13 June 2012
The Rt Hon David Blunkett MP today sponsored a Commons Debate highlighting the difficulties faced by the 100,000 college students missing out on a free lunch – unlike their counterparts in school.
Students in English colleges aged 16 to 18-years-old from disadvantaged backgrounds struggle to afford lunch due to an unfair funding rule.
In response to the Commons Debate, Martin Doel, Chief Executive of the Association of Colleges, said: “I welcome the fact that this debate has highlighted that there is cross-party consensus on this issue and am thankful for the support shown by MPs to their local colleges, students and to the further education sector as a whole.
“The fact that this is not a new funding anomaly does not mean that it’s not something that should be addressed by the Government at the earliest opportunity; it is not enough to keep it under review. A system which funds 16 to 18-year-olds from disadvantaged families for free school meals in any educational institution except sixth form colleges and further education colleges is blatantly unfair.
“These students and their families are among the most vulnerable in our society – not helping them just because they have chosen to continue their education in a college flies in the face of the Government’s oft-professed commitment to social mobility and is unjustifiable. Family budgets are under severe strain with transport costs rising and food prices up by 4. 3%. The situation for our disadvantaged students has been exacerbated by the ending of the Education Maintenance Allowance.

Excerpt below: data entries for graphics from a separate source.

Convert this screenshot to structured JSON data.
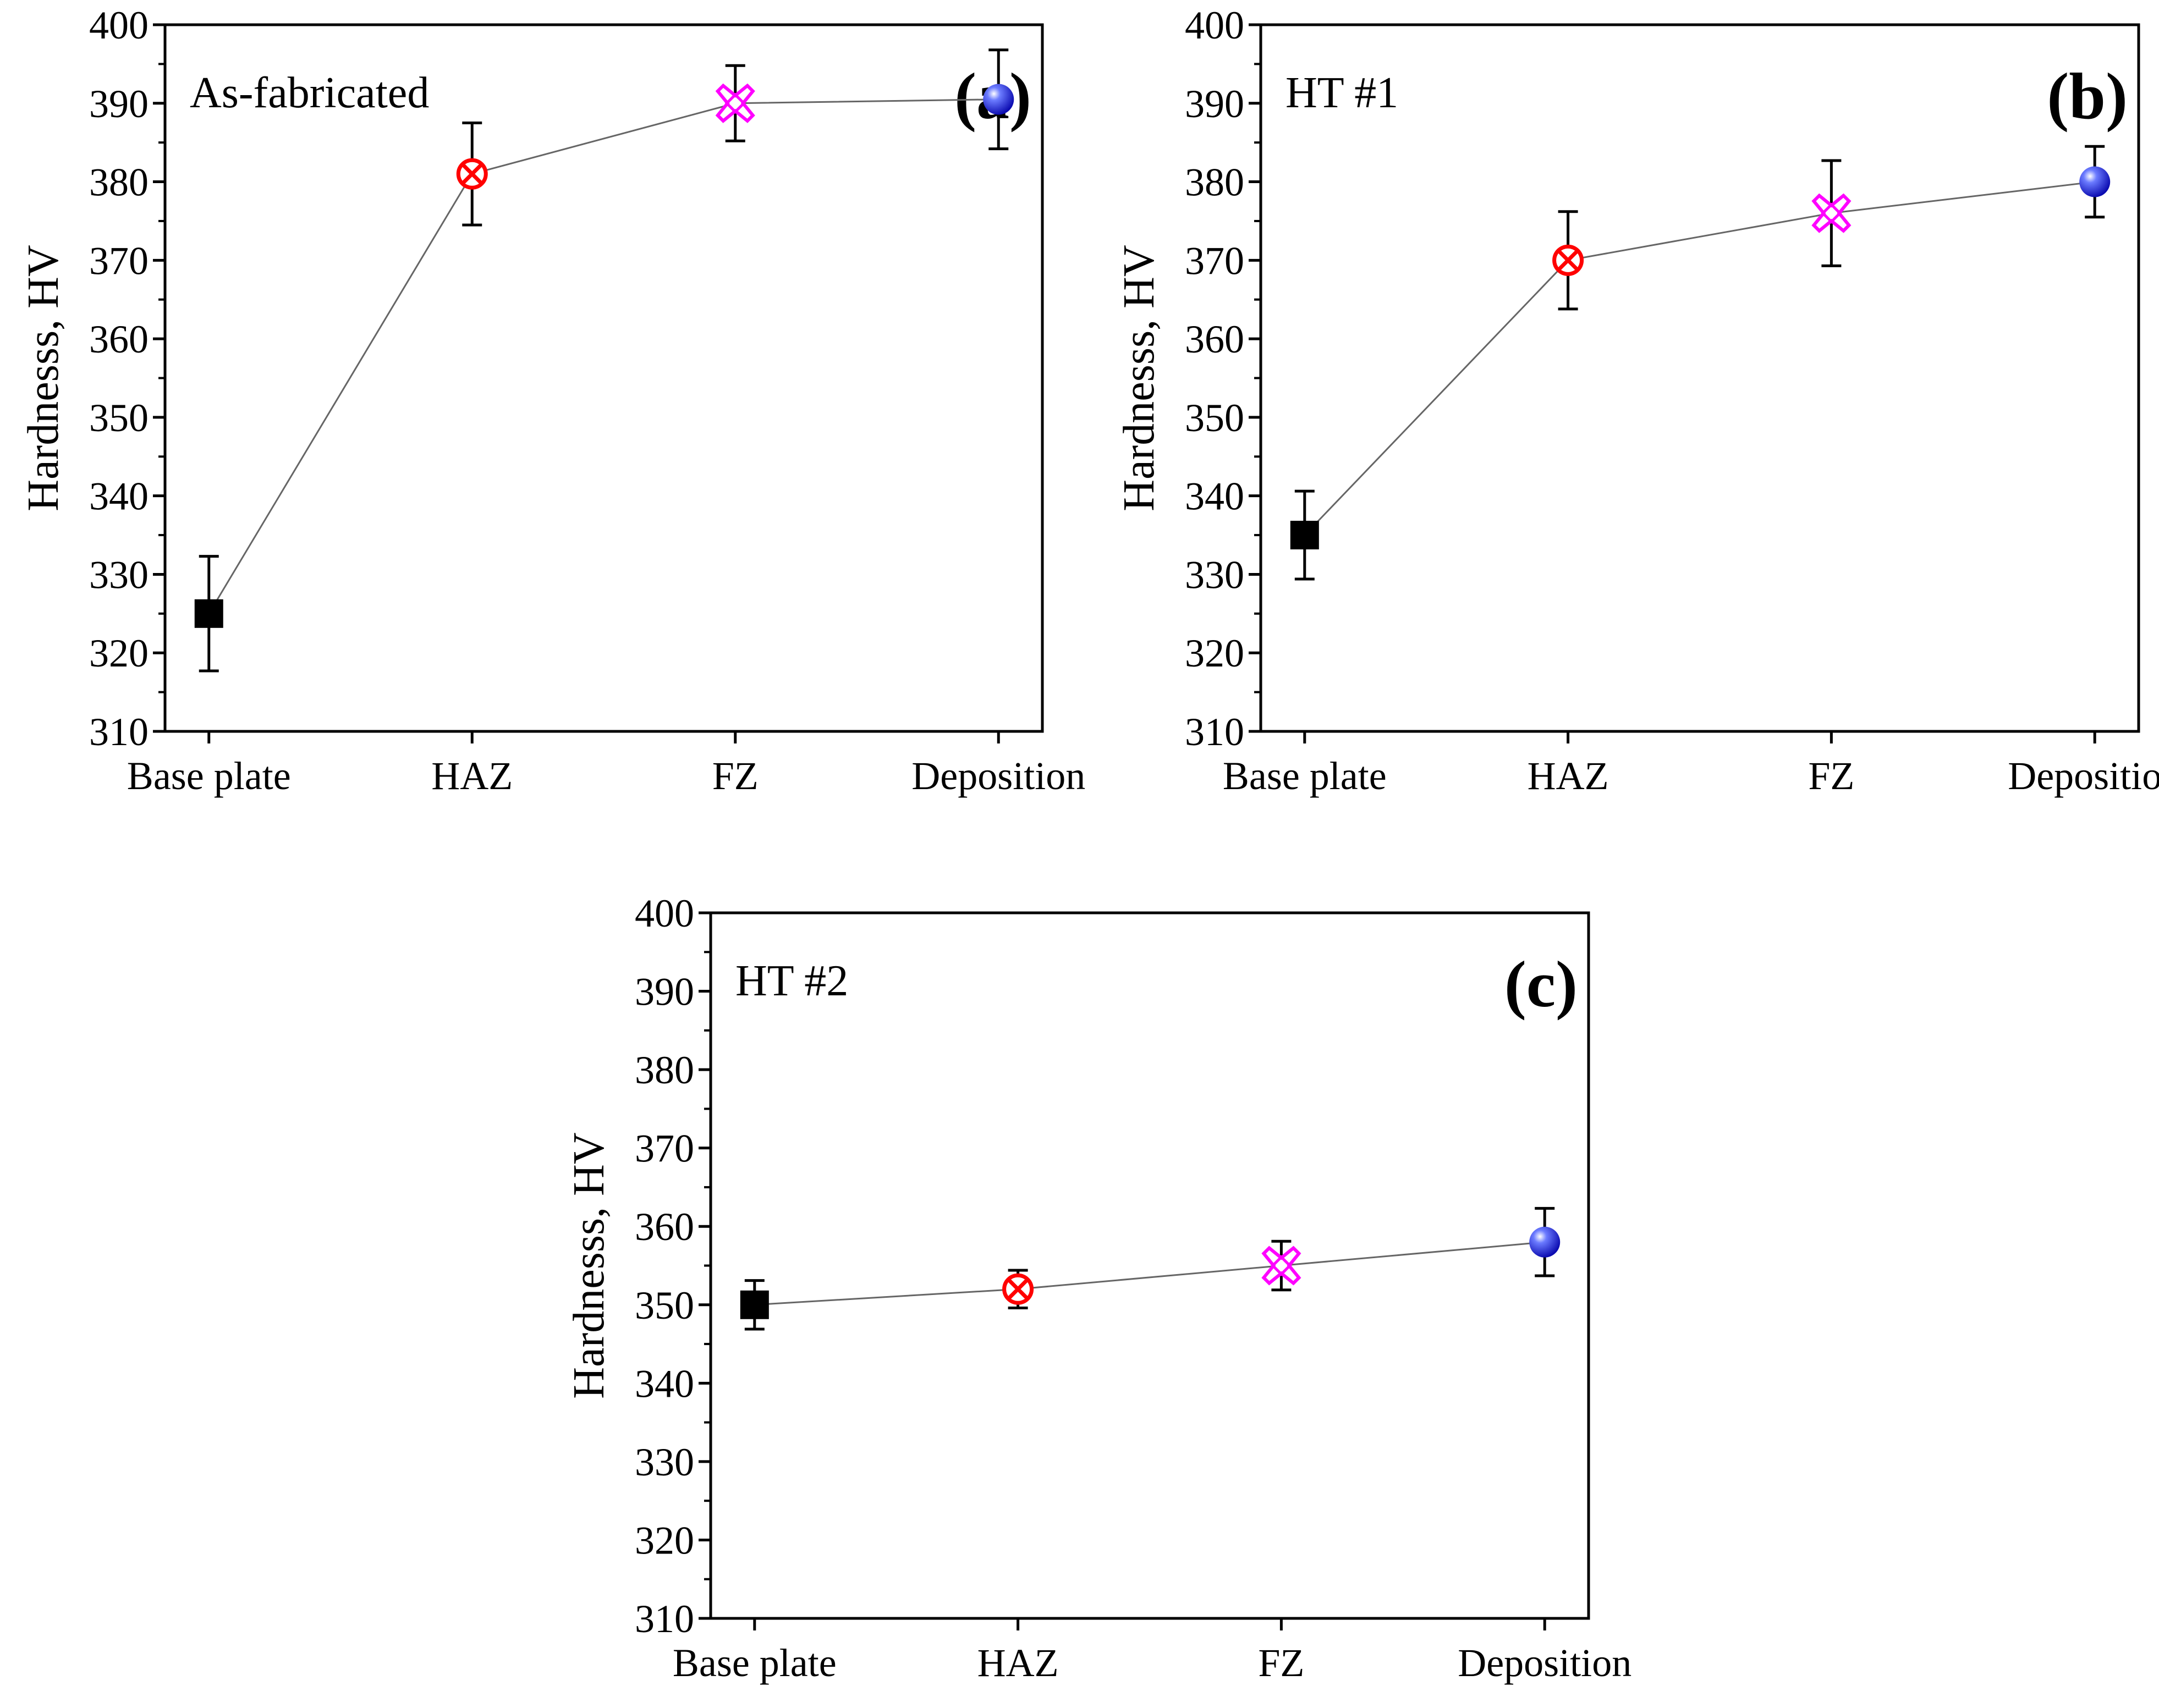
{
  "chart_data": [
    {
      "type": "line",
      "panel_label": "(a)",
      "annotation": "As-fabricated",
      "categories": [
        "Base plate",
        "HAZ",
        "FZ",
        "Deposition"
      ],
      "values": [
        325,
        381,
        390,
        390.5
      ],
      "errors": [
        7.3,
        6.5,
        4.8,
        6.3
      ],
      "ylabel": "Hardnesss, HV",
      "xlabel": "",
      "ylim": [
        310,
        400
      ],
      "yticks": [
        310,
        320,
        330,
        340,
        350,
        360,
        370,
        380,
        390,
        400
      ]
    },
    {
      "type": "line",
      "panel_label": "(b)",
      "annotation": "HT #1",
      "categories": [
        "Base plate",
        "HAZ",
        "FZ",
        "Deposition"
      ],
      "values": [
        335,
        370,
        376,
        380
      ],
      "errors": [
        5.6,
        6.2,
        6.7,
        4.5
      ],
      "ylabel": "Hardnesss, HV",
      "xlabel": "",
      "ylim": [
        310,
        400
      ],
      "yticks": [
        310,
        320,
        330,
        340,
        350,
        360,
        370,
        380,
        390,
        400
      ]
    },
    {
      "type": "line",
      "panel_label": "(c)",
      "annotation": "HT #2",
      "categories": [
        "Base plate",
        "HAZ",
        "FZ",
        "Deposition"
      ],
      "values": [
        350,
        352,
        355,
        358
      ],
      "errors": [
        3.1,
        2.4,
        3.1,
        4.3
      ],
      "ylabel": "Hardnesss, HV",
      "xlabel": "",
      "ylim": [
        310,
        400
      ],
      "yticks": [
        310,
        320,
        330,
        340,
        350,
        360,
        370,
        380,
        390,
        400
      ]
    }
  ],
  "colors": {
    "base_plate": "#000000",
    "haz": "#ff0000",
    "fz": "#ff00ff",
    "deposition": "#1a1aff",
    "connector": "#666666"
  },
  "markers": [
    "square-icon",
    "circle-x-icon",
    "star-cross-icon",
    "sphere-icon"
  ]
}
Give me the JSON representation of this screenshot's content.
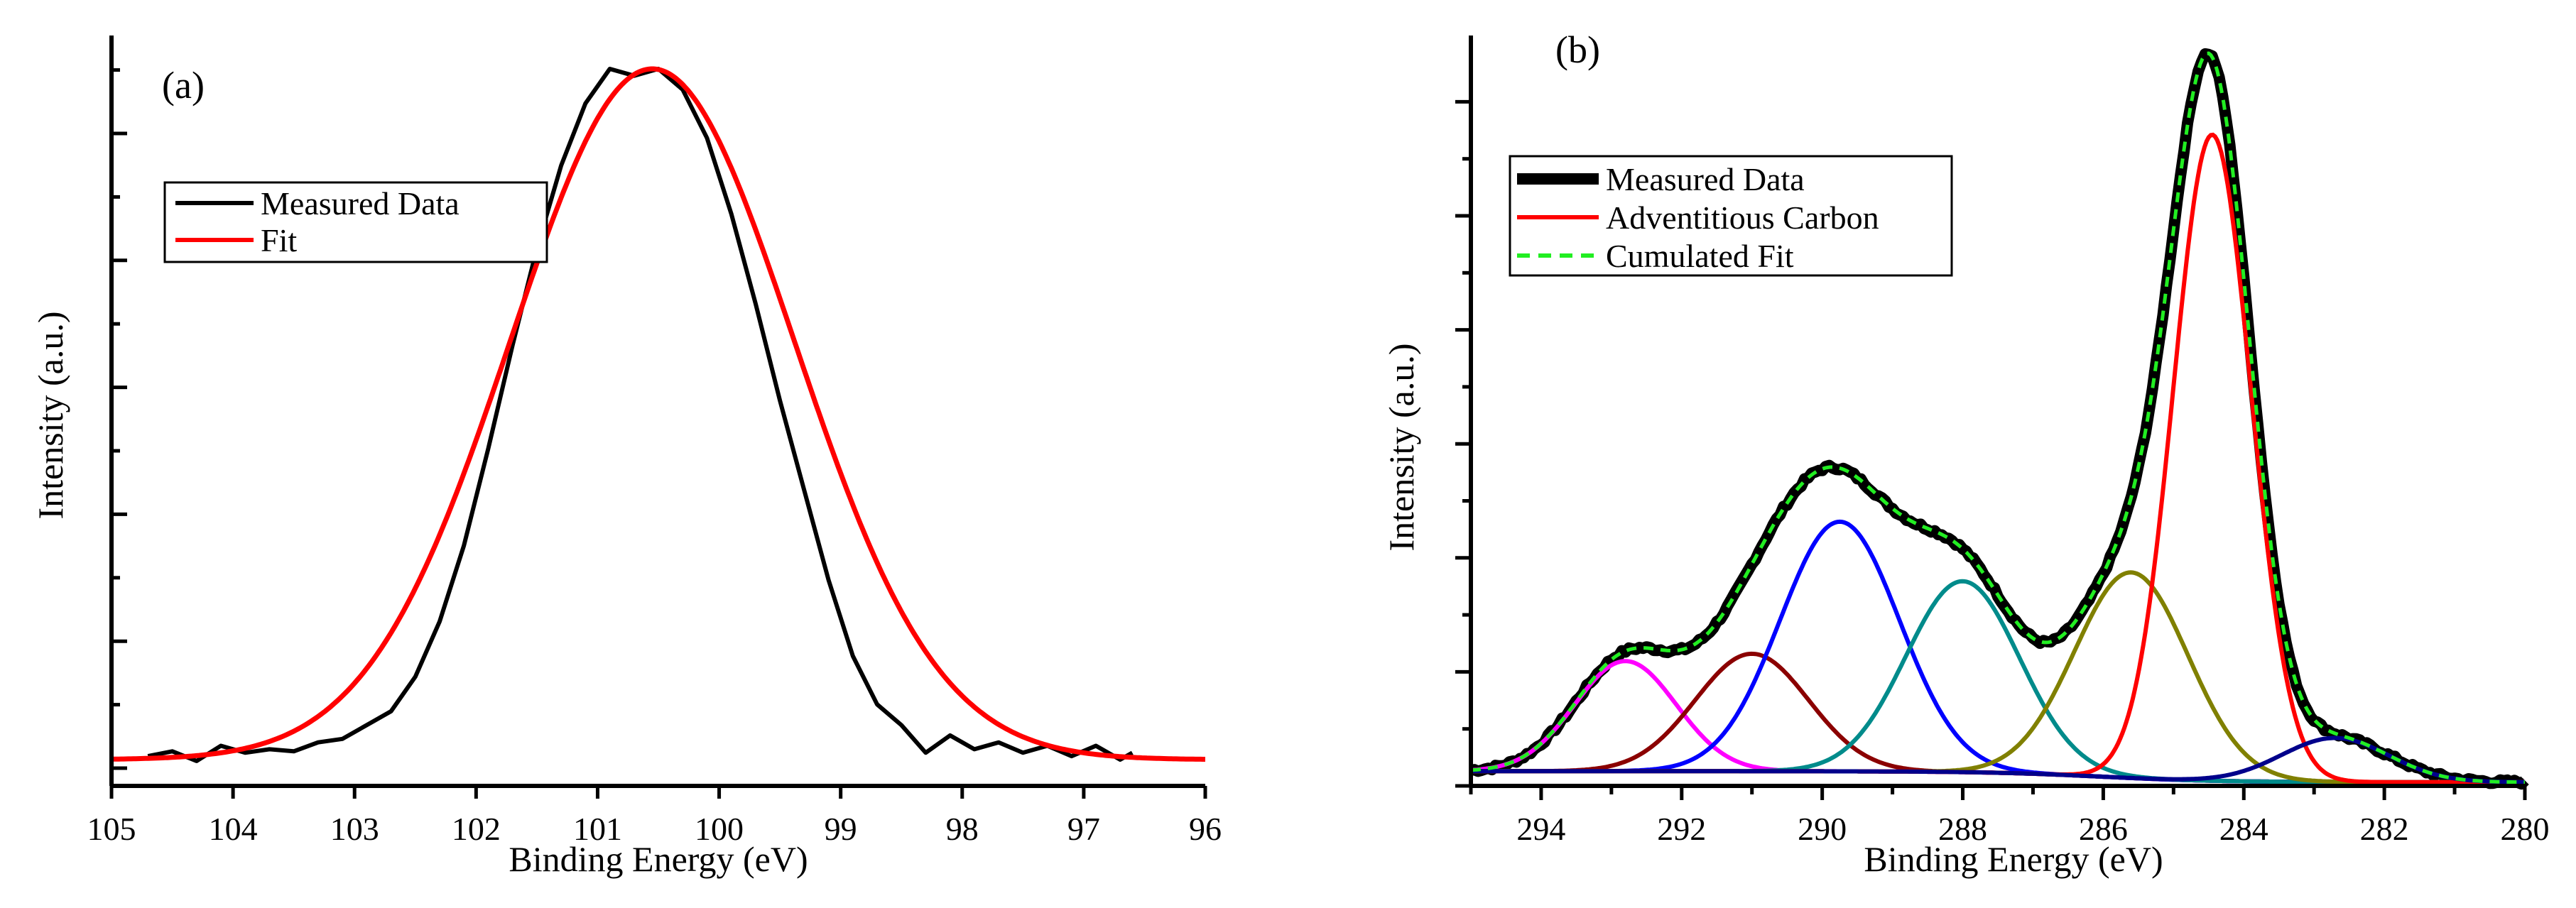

“Colleges are doing their best to ensure the £180million bursary scheme, which replaced the £560million EMA, is targeted at students most in need, but there is a limit to what they can do with a much smaller pot of money. Many are having to dip into their own rapidly dwindling reserves in order to provide free breakfasts or lunches, or providing lunch vouchers and food banks, but at a time when the further education sector itself is facing significant funding cuts, this is not sustainable in the long run.
“One London college has spent more than £96,000 providing free lunches, which equates to 45% of their bursary budget. While the college is keen to support its students it would like to be able to use the bursary to support them in other ways, including books, study resources, work experience and educational visits. This raises the question of why school pupils in the same age group will be in receipt of bursary funding and free school meals.”
“AoC estimates* that removing this inequality and extending the provision of free lunches to eligible college students will cost the Department for Education £38million out of their £56billion budget – this is equivalent to 1p in every £14 spent - and we consider this a reasonable price to pay for equality for these students. We will continue to make the case for parity of funding in order to get these young people the support they need to stay in education.”
The Association of Colleges, its member colleges, students and MPs from across the country are calling on the Government to extend free meals to all 16 to 18-year-olds from a disadvantaged background. Currently 16 to 18-year-old from a disadvantaged background studying in a maintained school sixth form, free school, University Technical College or an academy, is provided with a free school meal; if the same student chooses to study at a college they lose that entitlement.
Note - *Estimated cost of extending this provision: £38 million - based on: 103,000 16 to 18-year-olds in 2009/10 who claimed free school meals at age 15, with the average cost of a lunch estimated at £1.95 and assuming the average student is at college for 190 days each year. Please note this estimate does not include administration and capital costs.